I don't drink coffee.
And in a society where it seems like everyone is sloshing back a cup of the arabica beans, this might seem a little...odd.
Truth be told, back in college I sucked down mochas like it was my job. The syrupy sweetness of the coffee mixed with chocolate was amazing, unlike any food experience I had ever had. Top it all off with some whipped cream and I was an absolute goner. To be fair, I did not need the caffeine to wake up. (I am a total morning person to begin with). I really just liked how it tasted. That and it felt cool to be a 'coffee-drinker'.
But a harsh wake-up call of another kind came after I realized how much sugar was in just one alone. (A whopping 34 grams of sugar in a Grande!) So I stopped the habit--cold turkey. When I had another, many years later, the caffeine gave me a horrible headache. That was enough of an impetus to give it a rest for good. More than that, I heard that coffee is not so great for you as it creates an acidic environment in your body and that can lead to weight gain and sickness and, well, who really wants that? Coffee was to be my partner no longer.
I soon grew smug about my lack of dependency on the stuff, silently looking down on all of those people who plunked down dollar after dollar at their local Dunkin' or Starbucks. They seemed unable to function without this daily trip and daily dose of the brewed beverage. Suckers, I thought, as I avoided this foolish economic mis-step. I'll never waste my hard-earned money like that. Never mind the time alone it takes to brew the stuff. What was it, I wondered, that made coffee so irresistable? So overpowering? So completely intoxicating on a daily basis? I would never fall into this strange beverage's clutches.
Well, never say never.
You see, lately I've been having a little bit of a problem: I'm absolutely craving coffee. I can't explain why things are changing all of a sudden and why my taste buds are all about making this old enemy a new friend. But I now love the smell and the taste. I still can't handle the full-force kind so I guess we should just state it for the record:
I'm officially addicted to decaf.
I know, I know...I can already hear your opposition: it's a weak, watery version of it's big brother Regular. A meek attempt at the good stuff. 'Why even waste my time?'
All I can say is I am powerless over it. And for the last two weeks, I have found myself helpless in regards to it on a daily basis. It will be an ordinary work day and I will be doing ordinary things. I'll be out grabbing lunch or running a work errand or checking in with some friends across campus. See? Ordinary. Then before I even realize what I am doing, I find myself--seemingly magically transported through time and space--to the counter of the neighborhood Starbucks ordering a Venti iced decaf Americano without so much as a second thought. I savor the cold, bitter flavor softened only with a bit of soy and maybe a flavor shot here and there and shake my head at 'succumbing' yet again.

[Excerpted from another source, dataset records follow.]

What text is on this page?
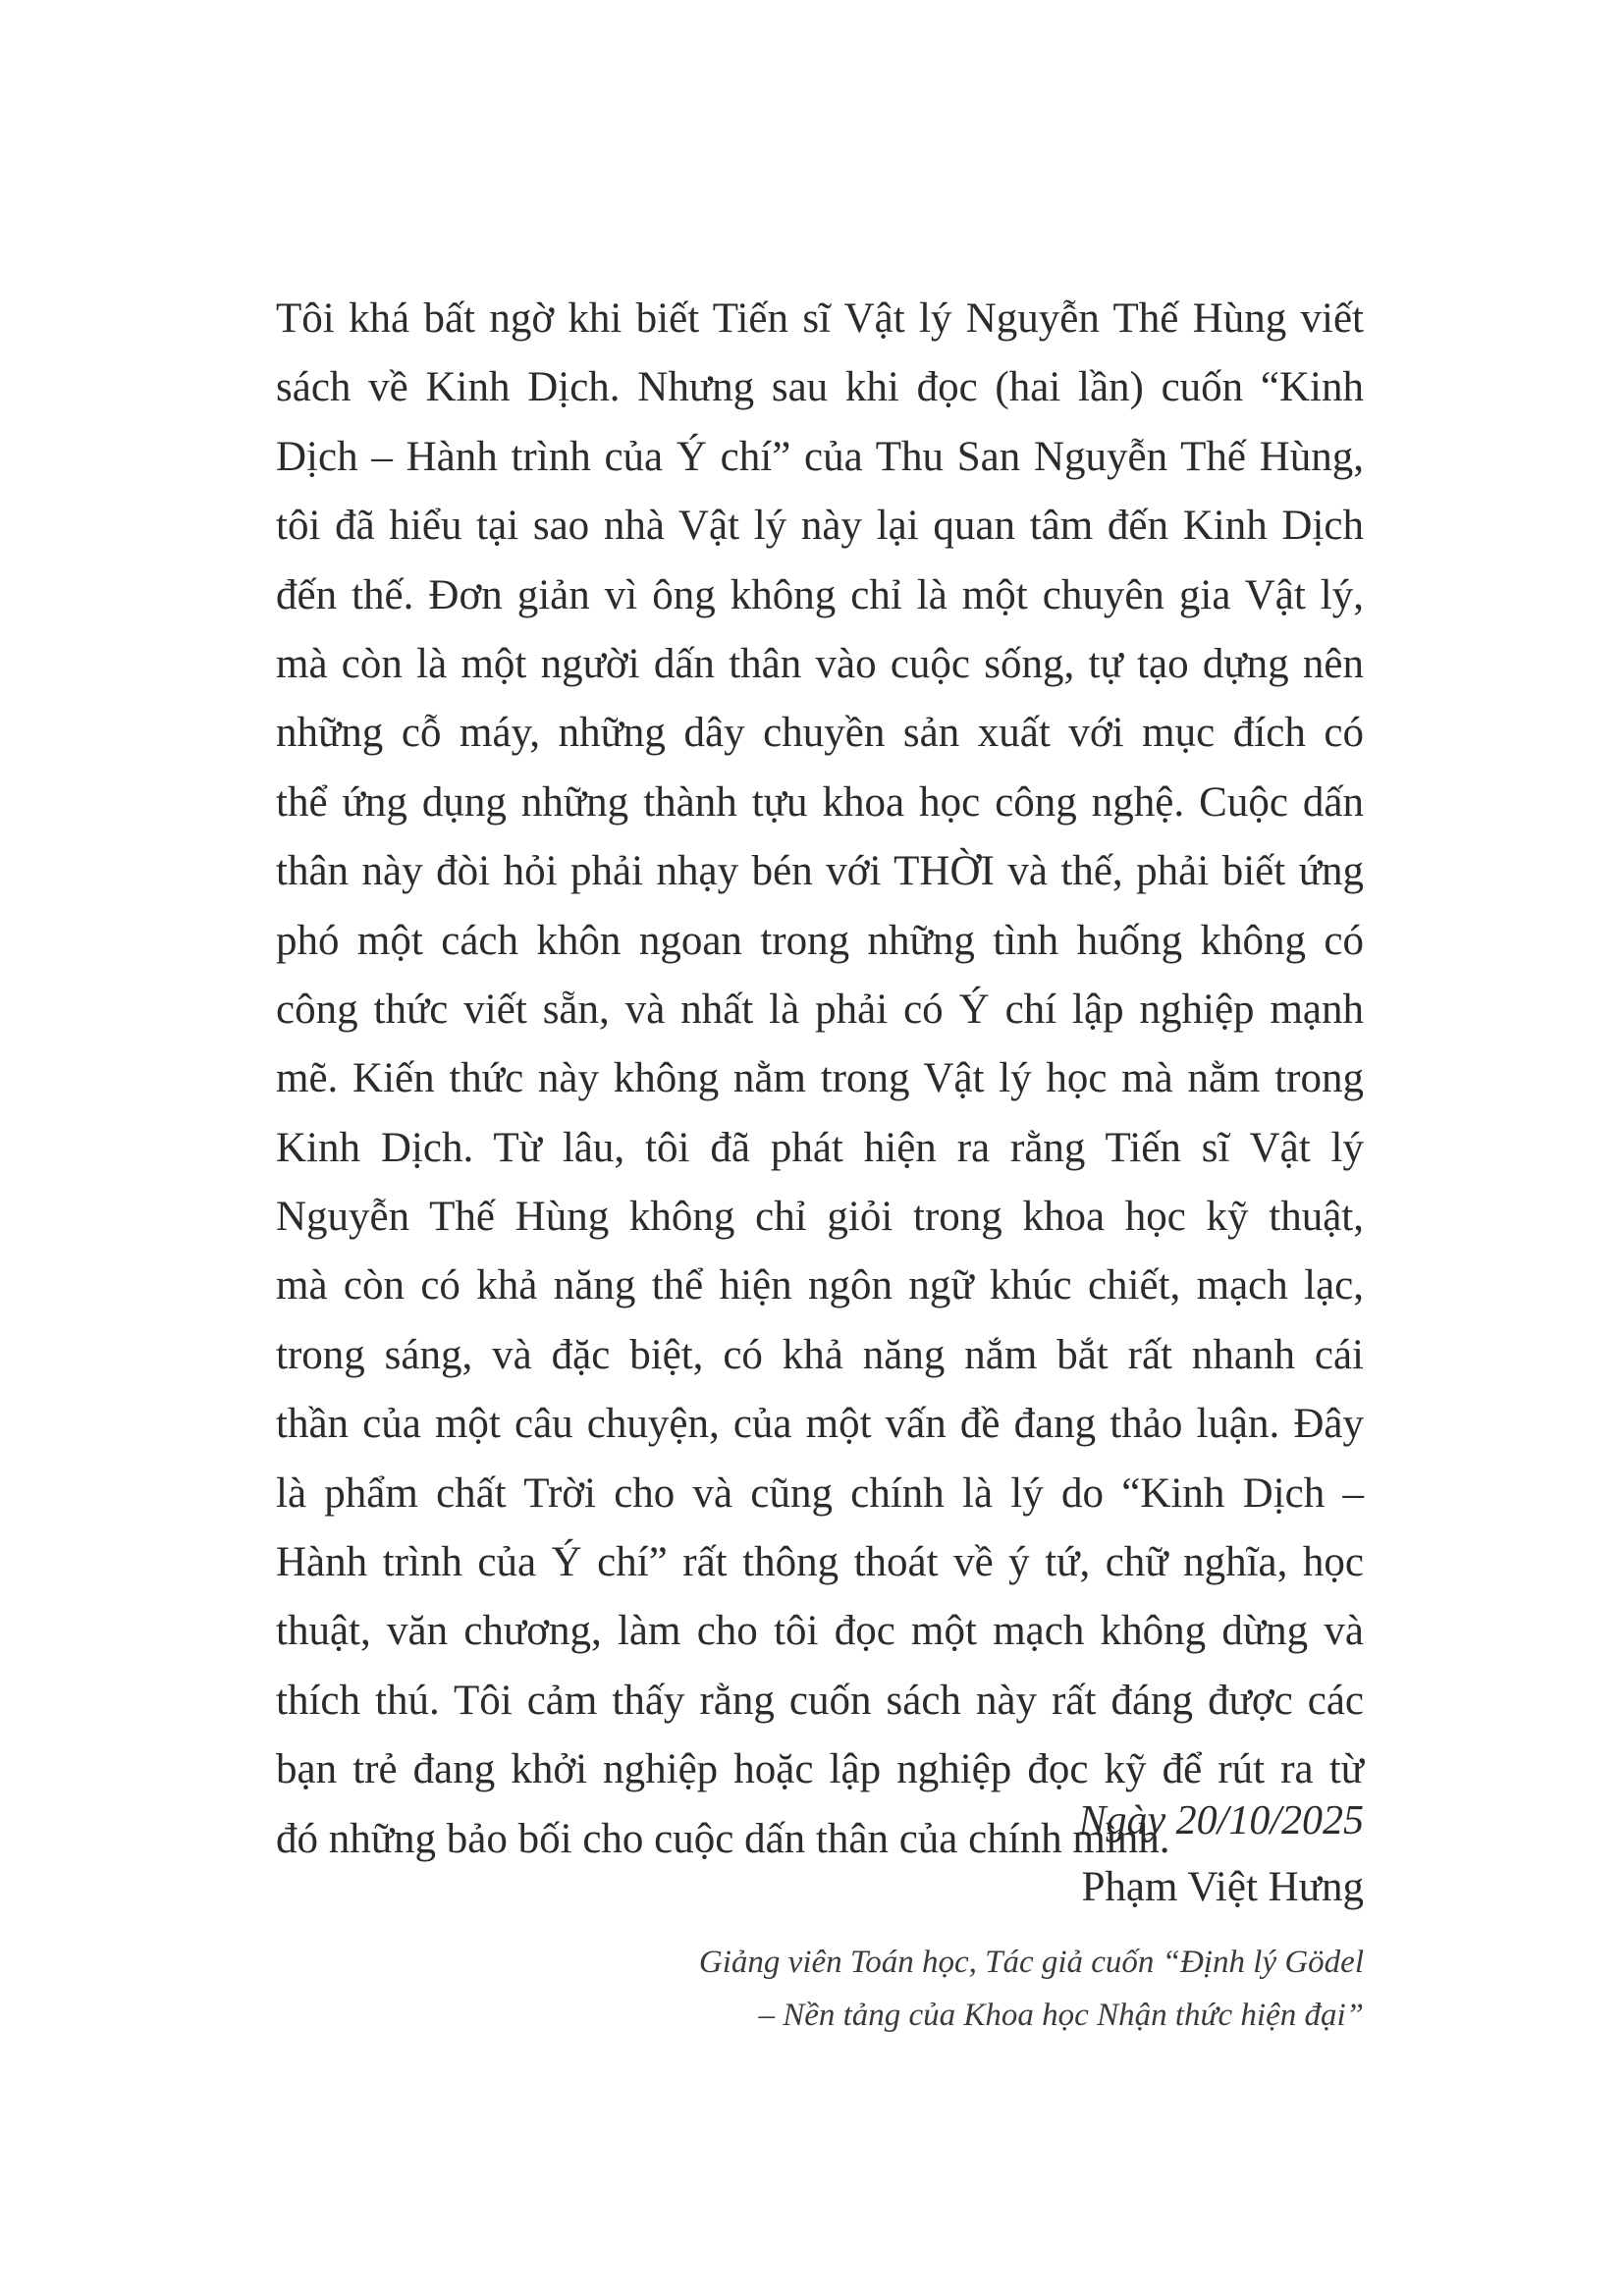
Tôi khá bất ngờ khi biết Tiến sĩ Vật lý Nguyễn Thế Hùng viết
sách về Kinh Dịch. Nhưng sau khi đọc (hai lần) cuốn “Kinh
Dịch – Hành trình của Ý chí” của Thu San Nguyễn Thế Hùng,
tôi đã hiểu tại sao nhà Vật lý này lại quan tâm đến Kinh Dịch
đến thế. Đơn giản vì ông không chỉ là một chuyên gia Vật lý,
mà còn là một người dấn thân vào cuộc sống, tự tạo dựng nên
những cỗ máy, những dây chuyền sản xuất với mục đích có
thể ứng dụng những thành tựu khoa học công nghệ. Cuộc dấn
thân này đòi hỏi phải nhạy bén với THỜI và thế, phải biết ứng
phó một cách khôn ngoan trong những tình huống không có
công thức viết sẵn, và nhất là phải có Ý chí lập nghiệp mạnh
mẽ. Kiến thức này không nằm trong Vật lý học mà nằm trong
Kinh Dịch. Từ lâu, tôi đã phát hiện ra rằng Tiến sĩ Vật lý
Nguyễn Thế Hùng không chỉ giỏi trong khoa học kỹ thuật,
mà còn có khả năng thể hiện ngôn ngữ khúc chiết, mạch lạc,
trong sáng, và đặc biệt, có khả năng nắm bắt rất nhanh cái
thần của một câu chuyện, của một vấn đề đang thảo luận. Đây
là phẩm chất Trời cho và cũng chính là lý do “Kinh Dịch –
Hành trình của Ý chí” rất thông thoát về ý tứ, chữ nghĩa, học
thuật, văn chương, làm cho tôi đọc một mạch không dừng và
thích thú. Tôi cảm thấy rằng cuốn sách này rất đáng được các
bạn trẻ đang khởi nghiệp hoặc lập nghiệp đọc kỹ để rút ra từ
đó những bảo bối cho cuộc dấn thân của chính mình.
Ngày 20/10/2025
Phạm Việt Hưng
Giảng viên Toán học, Tác giả cuốn “Định lý Gödel
– Nền tảng của Khoa học Nhận thức hiện đại”
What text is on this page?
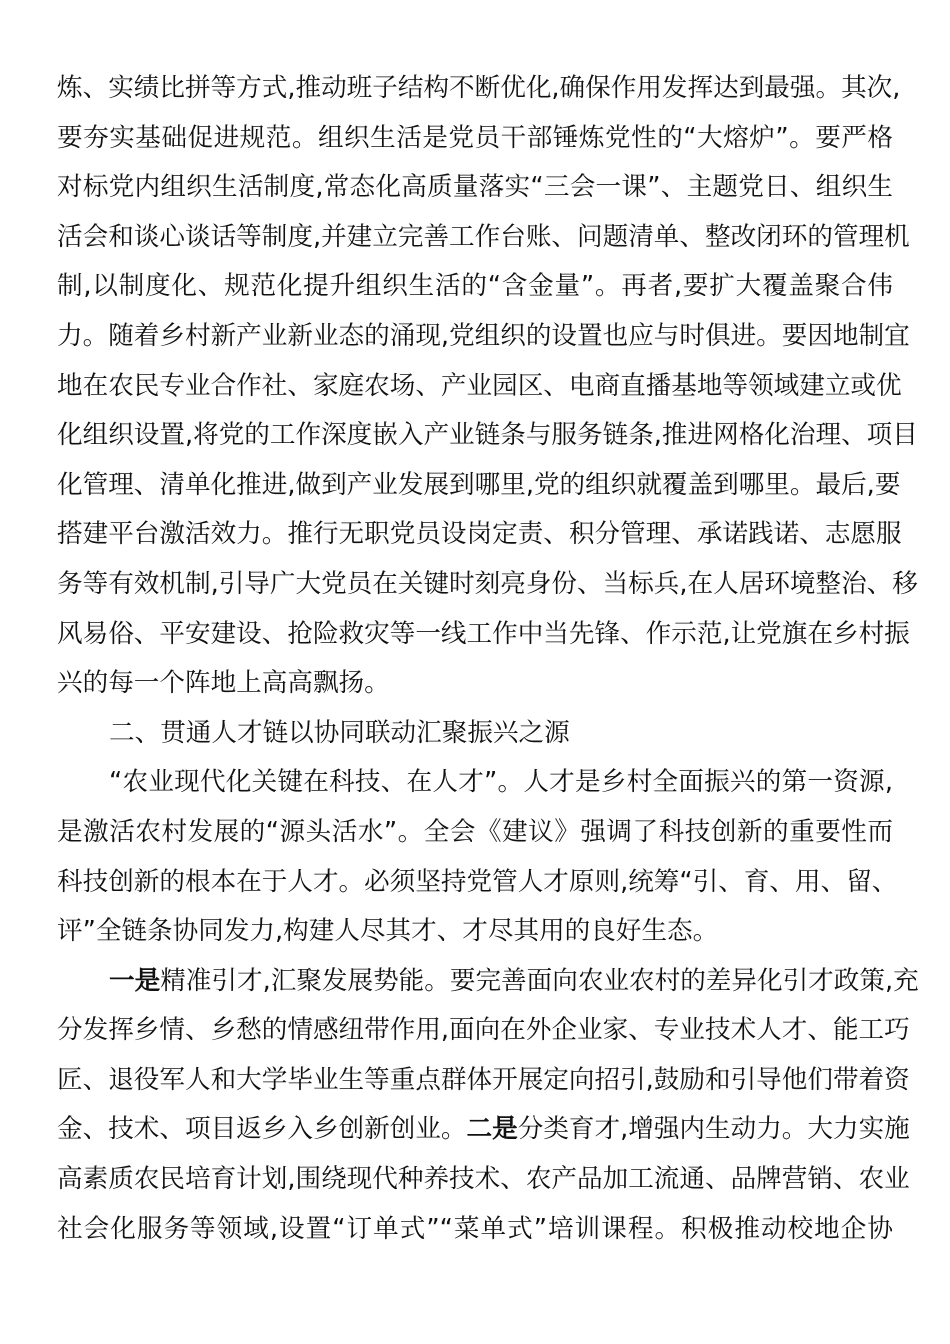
炼、实绩比拼等方式,推动班子结构不断优化,确保作用发挥达到最强。其次,
要夯实基础促进规范。组织生活是党员干部锤炼党性的“大熔炉”。要严格
对标党内组织生活制度,常态化高质量落实“三会一课”、主题党日、组织生
活会和谈心谈话等制度,并建立完善工作台账、问题清单、整改闭环的管理机
制,以制度化、规范化提升组织生活的“含金量”。再者,要扩大覆盖聚合伟
力。随着乡村新产业新业态的涌现,党组织的设置也应与时俱进。要因地制宜
地在农民专业合作社、家庭农场、产业园区、电商直播基地等领域建立或优
化组织设置,将党的工作深度嵌入产业链条与服务链条,推进网格化治理、项目
化管理、清单化推进,做到产业发展到哪里,党的组织就覆盖到哪里。最后,要
搭建平台激活效力。推行无职党员设岗定责、积分管理、承诺践诺、志愿服
务等有效机制,引导广大党员在关键时刻亮身份、当标兵,在人居环境整治、移
风易俗、平安建设、抢险救灾等一线工作中当先锋、作示范,让党旗在乡村振
兴的每一个阵地上高高飘扬。
二、贯通人才链以协同联动汇聚振兴之源
“农业现代化关键在科技、在人才”。人才是乡村全面振兴的第一资源,
是激活农村发展的“源头活水”。全会《建议》强调了科技创新的重要性而
科技创新的根本在于人才。必须坚持党管人才原则,统筹“引、育、用、留、
评”全链条协同发力,构建人尽其才、才尽其用的良好生态。
一是精准引才,汇聚发展势能。要完善面向农业农村的差异化引才政策,充
分发挥乡情、乡愁的情感纽带作用,面向在外企业家、专业技术人才、能工巧
匠、退役军人和大学毕业生等重点群体开展定向招引,鼓励和引导他们带着资
金、技术、项目返乡入乡创新创业。二是分类育才,增强内生动力。大力实施
高素质农民培育计划,围绕现代种养技术、农产品加工流通、品牌营销、农业
社会化服务等领域,设置“订单式”“菜单式”培训课程。积极推动校地企协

Oh, coffee, how you taunt me.
But maybe it's more than just the coffee. Maybe it is the allure of being a member of the club--'the coffee drinkers of America club'. Because let's face it: if you don't drink coffee you are most definitely in the minority. Coffee is a shared experience. People crave it, need it to wake up, make 'runs' to get it. Why go for tea when you can 'go for coffee'? Tea may be better for you but can often come across as a 'hippy-dippy', old-lady-ish and boring alternative. Ask someone to tea and scones and finger sandwiches suddenly come to mind. Should I bring my shawl, you wonder. Ask someone to coffee and you are serious. You are getting down to business. You are 'interesting' and really 'going places'. Coffee is mod, hip, exciting. Let's be honest: Coffee equals cool.
Oh, coffee, how you influence me.
But maybe it's not just the beverage I am being 'seduced' by. There is something infinitely comforting about going to a place where you are listened to no matter what. And where you can order something exactly the way you want it and they will do it for you, no questions asked. Pair that with the clean environment, soft lighting and the calming music and this simple iced beverage turns into nothing less than liquid therapy. I might be having a good day. I might be having a bad day. I might not be able to figure out what kind of day I am having. Regardless, there is my drink--prepared just as I like it--there for me to enjoy.
Oh, coffee, how you comfort me.
Or maybe it is just a clever form of procrastination. A hip way to see and be seen as I go through my work day. Why go back to work when I can just go and get a coffee? If you head out to grocery shop in the middle of your work day, this is viewed as a no-no. What are you doing, people will wonder. Are you crazy? But if you head out for a cup of coffee, this is viewed with a shared empathy. I hear you, your co-workers might say. I'd love a cup, too. Coffee runs are a shared and socially-accepted way to slack off.
Whatever it is, I'm being seduced by the allure: of the beverage itself, the trip to get it and the shared experience of it all. Coffee is the lover I should not be talking to. The bad boy whose number I thought I lost a long, long time ago who I suddenly find myself taking the calls of, despite my repeated assurances that it will...not...happen...again. I know in the end it will be a long, drawn-out break-up filled with stops and starts but I surrender to it anyway.
I mean, I can stop whenever I want to, right?